Y en medio de todo eso, un devenir con forma de huracán
destinado a erigirse en contenedor de una genialidad sublime y pertinaz que se
muestra en latigazos tales como el
pasar de la composición de una Tercera Sinfonía grandilocuente, a ganar un
concurso de lo que hoy llamaríamos Música
Ligera organizado en la ciudad que en ese momento se llama Leningrado, con
el propósito de tornar en seria ese
estilo de música excesivamente popular que amenaza las estructuras musicales
precedentes. Por cierto, se referían al Jazz.
Y Shostakóvich lo gana. Y no contento con eso lo hace con
una composición formada por tres movimientos, el último de los cuales es,
¡agárrense!...¡un foxtrot.
Aunque si nos detenemos un segundo, la situación gana no
solo en prestancia, sino más bien en elegancia pues quién mejor que el que se
ha visto obligado a vivir en la permanente ambigüedad para sobrevivir, será
ahora el más adecuado para canalizar los nuevos impulsos, los destinados a
tornar en comprensibles para los nuevos ciudadanos el ímpetu de una nueva
realidad que llama impetuosa a la puerta.

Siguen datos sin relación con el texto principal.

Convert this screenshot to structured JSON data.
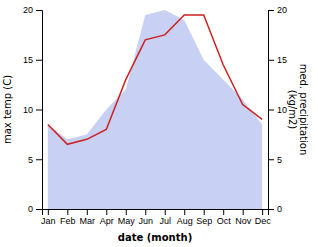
{
  "chart_data": {
    "type": "line",
    "categories": [
      "Jan",
      "Feb",
      "Mar",
      "Apr",
      "May",
      "Jun",
      "Jul",
      "Aug",
      "Sep",
      "Oct",
      "Nov",
      "Dec"
    ],
    "series": [
      {
        "type": "area",
        "color": "#c8d0f4",
        "axis": "y2",
        "values": [
          8.5,
          7.0,
          7.5,
          10.0,
          12.0,
          19.5,
          20.0,
          19.0,
          15.0,
          13.0,
          11.0,
          8.5
        ]
      },
      {
        "type": "line",
        "color": "#cc2222",
        "values": [
          8.5,
          6.5,
          7.0,
          8.0,
          13.0,
          17.0,
          17.5,
          19.5,
          19.5,
          14.5,
          10.5,
          9.0
        ]
      }
    ],
    "x_label": "date (month)",
    "y_label": "max temp (C)",
    "y2_label": "med. precipitation\n(kg/m2)",
    "ylim": [
      0,
      20
    ],
    "yticks": [
      0,
      5,
      10,
      15,
      20
    ],
    "y2lim": [
      0,
      20
    ],
    "y2ticks": [
      0,
      5,
      10,
      15,
      20
    ],
    "grid": false
  }
}
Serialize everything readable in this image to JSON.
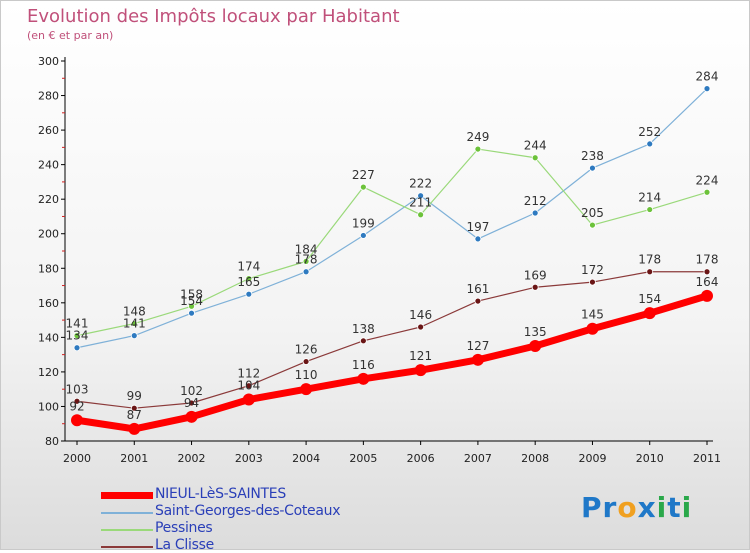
{
  "title": "Evolution des Impôts locaux par Habitant",
  "subtitle": "(en € et par an)",
  "logo": {
    "text": "Proxiti",
    "letters": [
      "P",
      "r",
      "o",
      "x",
      "i",
      "t",
      "i"
    ],
    "colors": [
      "#1f78c8",
      "#1f78c8",
      "#f0a020",
      "#1f78c8",
      "#2aa84a",
      "#1f78c8",
      "#2aa84a"
    ]
  },
  "chart_data": {
    "type": "line",
    "x": [
      "2000",
      "2001",
      "2002",
      "2003",
      "2004",
      "2005",
      "2006",
      "2007",
      "2008",
      "2009",
      "2010",
      "2011"
    ],
    "ylim": [
      80,
      300
    ],
    "yticks": [
      80,
      100,
      120,
      140,
      160,
      180,
      200,
      220,
      240,
      260,
      280,
      300
    ],
    "grid": false,
    "legend": "bottom-left",
    "series": [
      {
        "name": "NIEUL-LèS-SAINTES",
        "color": "#ff0000",
        "marker": "#ff0000",
        "width": 7,
        "r": 6,
        "values": [
          92,
          87,
          94,
          104,
          110,
          116,
          121,
          127,
          135,
          145,
          154,
          164
        ],
        "labels": [
          "92",
          "87",
          "94",
          "104",
          "110",
          "116",
          "121",
          "127",
          "135",
          "145",
          "154",
          "164"
        ]
      },
      {
        "name": "Saint-Georges-des-Coteaux",
        "color": "#7fb1d8",
        "marker": "#2e7ac0",
        "width": 1.2,
        "r": 3,
        "values": [
          134,
          141,
          154,
          165,
          178,
          199,
          222,
          197,
          212,
          238,
          252,
          284
        ],
        "labels": [
          "134",
          "141",
          "154",
          "165",
          "178",
          "199",
          "222",
          "197",
          "212",
          "238",
          "252",
          "284"
        ]
      },
      {
        "name": "Pessines",
        "color": "#9ad97a",
        "marker": "#6cc23a",
        "width": 1.2,
        "r": 3,
        "values": [
          141,
          148,
          158,
          174,
          184,
          227,
          211,
          249,
          244,
          205,
          214,
          224
        ],
        "labels": [
          "141",
          "148",
          "158",
          "174",
          "184",
          "227",
          "211",
          "249",
          "244",
          "205",
          "214",
          "224"
        ]
      },
      {
        "name": "La Clisse",
        "color": "#8b3a3a",
        "marker": "#6a1515",
        "width": 1.2,
        "r": 3,
        "values": [
          103,
          99,
          102,
          112,
          126,
          138,
          146,
          161,
          169,
          172,
          178,
          178
        ],
        "labels": [
          "103",
          "99",
          "102",
          "112",
          "126",
          "138",
          "146",
          "161",
          "169",
          "172",
          "178",
          "178"
        ]
      }
    ]
  }
}
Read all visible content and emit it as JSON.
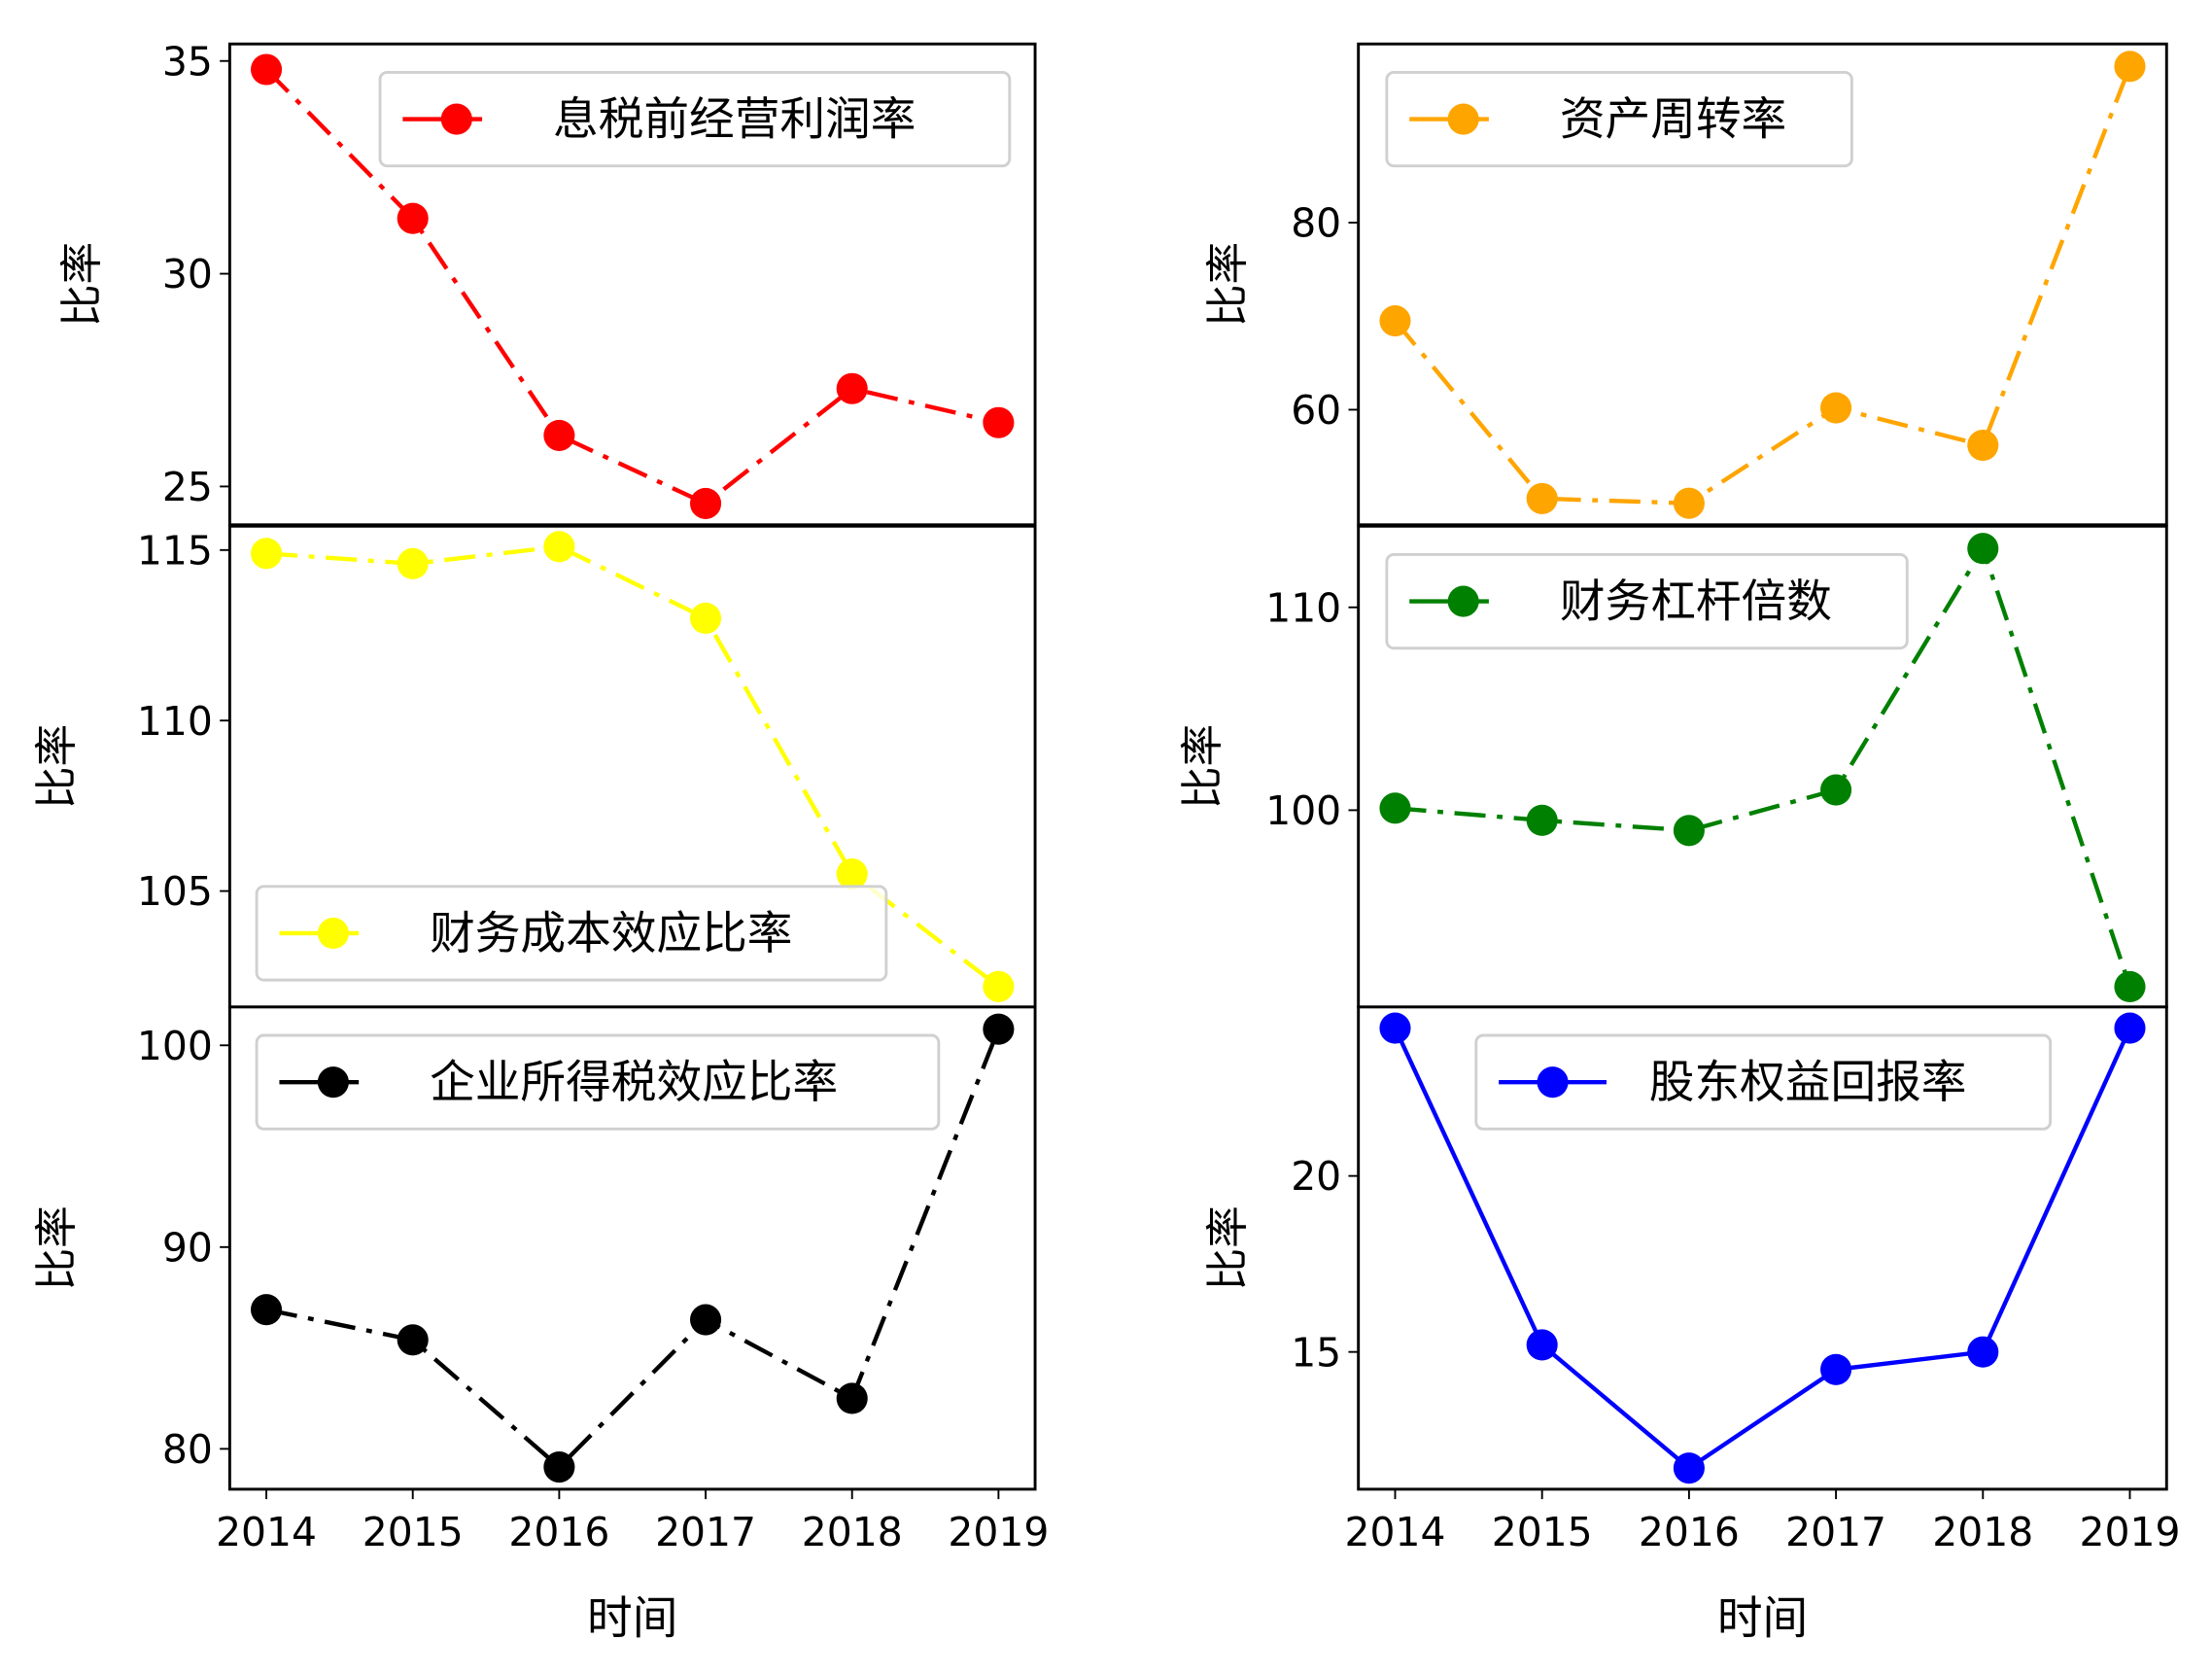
{
  "chart_data": [
    {
      "type": "line",
      "position": "top-left",
      "x": [
        2014,
        2015,
        2016,
        2017,
        2018,
        2019
      ],
      "series": [
        {
          "name": "息税前经营利润率",
          "values": [
            34.8,
            31.3,
            26.2,
            24.6,
            27.3,
            26.5
          ],
          "color": "#ff0000",
          "linestyle": "dashdot",
          "marker": "circle"
        }
      ],
      "ylabel": "比率",
      "yticks": [
        25,
        30,
        35
      ],
      "ylim": [
        24.1,
        35.4
      ],
      "legend": "upper right",
      "xticklabels_hidden_by_next_panel": true
    },
    {
      "type": "line",
      "position": "top-right",
      "x": [
        2014,
        2015,
        2016,
        2017,
        2018,
        2019
      ],
      "series": [
        {
          "name": "资产周转率",
          "values": [
            69.5,
            50.5,
            50.0,
            60.2,
            56.2,
            96.7
          ],
          "color": "#ffa500",
          "linestyle": "dashdot",
          "marker": "circle"
        }
      ],
      "ylabel": "比率",
      "yticks": [
        60,
        80
      ],
      "ylim": [
        47.7,
        99.1
      ],
      "legend": "upper left",
      "xticklabels_hidden_by_next_panel": true
    },
    {
      "type": "line",
      "position": "middle-left",
      "x": [
        2014,
        2015,
        2016,
        2017,
        2018,
        2019
      ],
      "series": [
        {
          "name": "财务成本效应比率",
          "values": [
            114.9,
            114.6,
            115.1,
            113.0,
            105.5,
            102.2
          ],
          "color": "#ffff00",
          "linestyle": "dashdot",
          "marker": "circle"
        }
      ],
      "ylabel": "比率",
      "yticks": [
        105,
        110,
        115
      ],
      "ylim": [
        101.6,
        115.7
      ],
      "legend": "lower left",
      "xticklabels_hidden_by_next_panel": true
    },
    {
      "type": "line",
      "position": "middle-right",
      "x": [
        2014,
        2015,
        2016,
        2017,
        2018,
        2019
      ],
      "series": [
        {
          "name": "财务杠杆倍数",
          "values": [
            100.1,
            99.5,
            99.0,
            101.0,
            112.9,
            91.3
          ],
          "color": "#008000",
          "linestyle": "dashdot",
          "marker": "circle"
        }
      ],
      "ylabel": "比率",
      "yticks": [
        100,
        110
      ],
      "ylim": [
        90.3,
        114.0
      ],
      "legend": "upper left",
      "xticklabels_hidden_by_next_panel": true
    },
    {
      "type": "line",
      "position": "bottom-left",
      "x": [
        2014,
        2015,
        2016,
        2017,
        2018,
        2019
      ],
      "series": [
        {
          "name": "企业所得税效应比率",
          "values": [
            86.9,
            85.4,
            79.1,
            86.4,
            82.5,
            100.8
          ],
          "color": "#000000",
          "linestyle": "dashdot",
          "marker": "circle"
        }
      ],
      "xlabel": "时间",
      "ylabel": "比率",
      "yticks": [
        80,
        90,
        100
      ],
      "ylim": [
        78.0,
        101.9
      ],
      "legend": "upper left"
    },
    {
      "type": "line",
      "position": "bottom-right",
      "x": [
        2014,
        2015,
        2016,
        2017,
        2018,
        2019
      ],
      "series": [
        {
          "name": "股东权益回报率",
          "values": [
            24.2,
            15.2,
            11.7,
            14.5,
            15.0,
            24.2
          ],
          "color": "#0000ff",
          "linestyle": "solid",
          "marker": "circle"
        }
      ],
      "xlabel": "时间",
      "ylabel": "比率",
      "yticks": [
        15,
        20
      ],
      "ylim": [
        11.1,
        24.8
      ],
      "legend": "upper center"
    }
  ]
}
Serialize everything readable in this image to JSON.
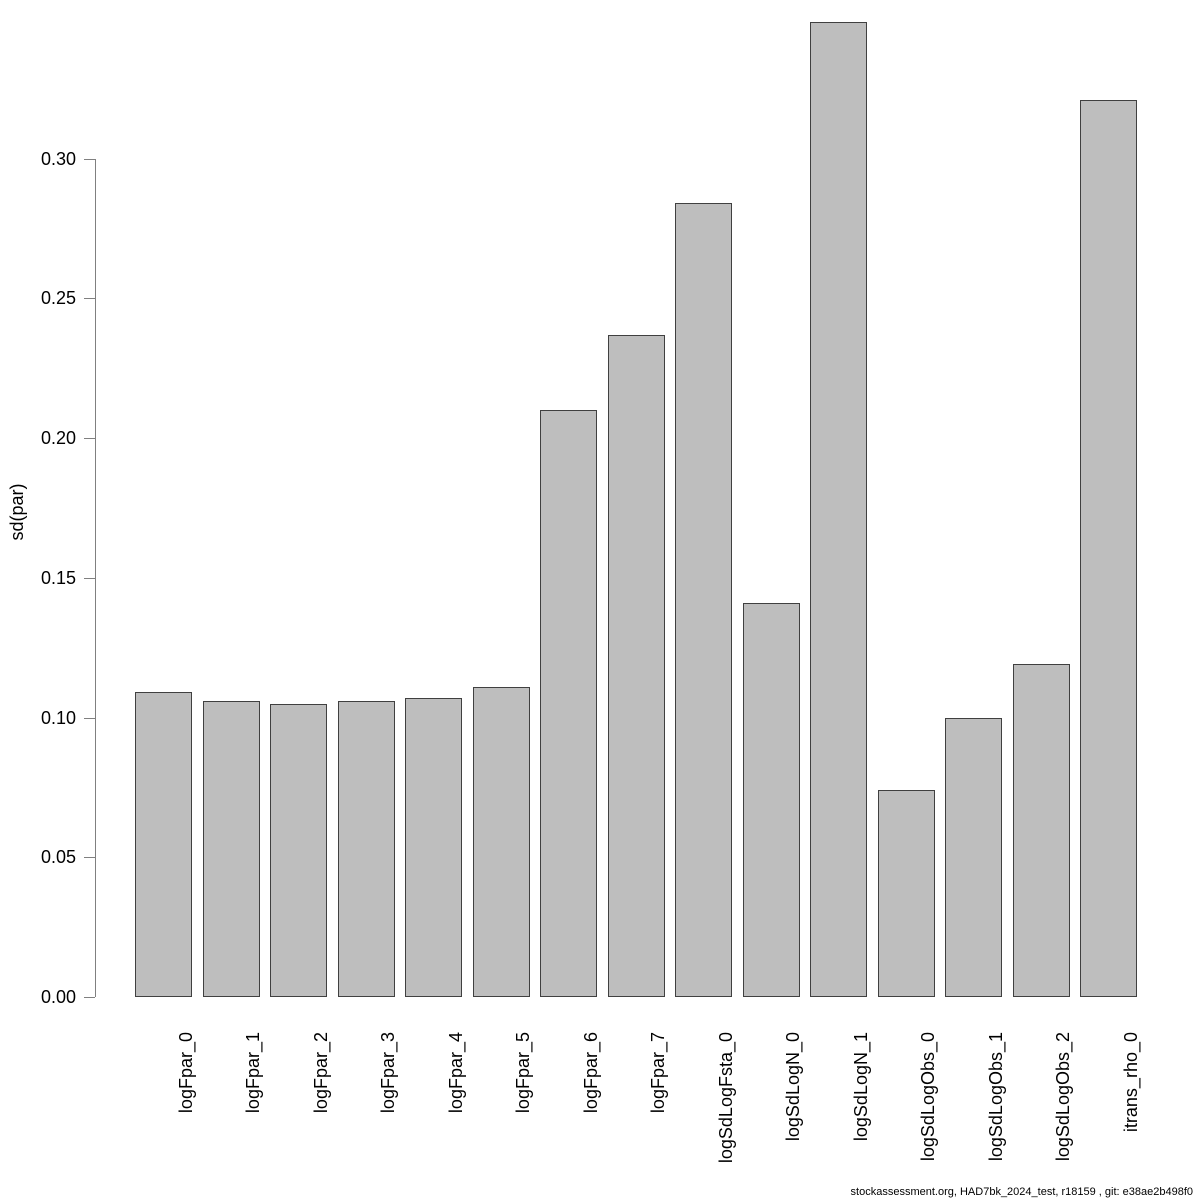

Por eso, la música de Shostakóvich se muestra como el mejor
puente que podemos tender a la hora de comunicar Oriente con Occidente, o para
ser más exactos, la naturalidad que trasciende toda la obra del compositor ruso
(nótese que no hemos dicho soviético) se convierte en el catalizador
imprescindible destinado a volver inteligible una relación que durante décadas
había amenazado con manifestar ahora ya sí con tintes de inexorabilidad la
tradicional separación que Rusia cultivó siempre, respecto del resto del mundo.
Pero la música de Shostakóvich es en ese sentido genial. Y
lo es porque sin dejar de ser comprensible para Rusia, convierte a Rusia en
comprensible para quien desde el resto del mundo tenga la valentía de tomarse
unos minutos dedicándoselos a comprender a Rusia.
Acabamos pues, tal y como hemos empezado: Poniendo de manifiesto
la falta de voluntad que hay para entenderse con el otro.
Luis Jonás VEGAS VELASCO.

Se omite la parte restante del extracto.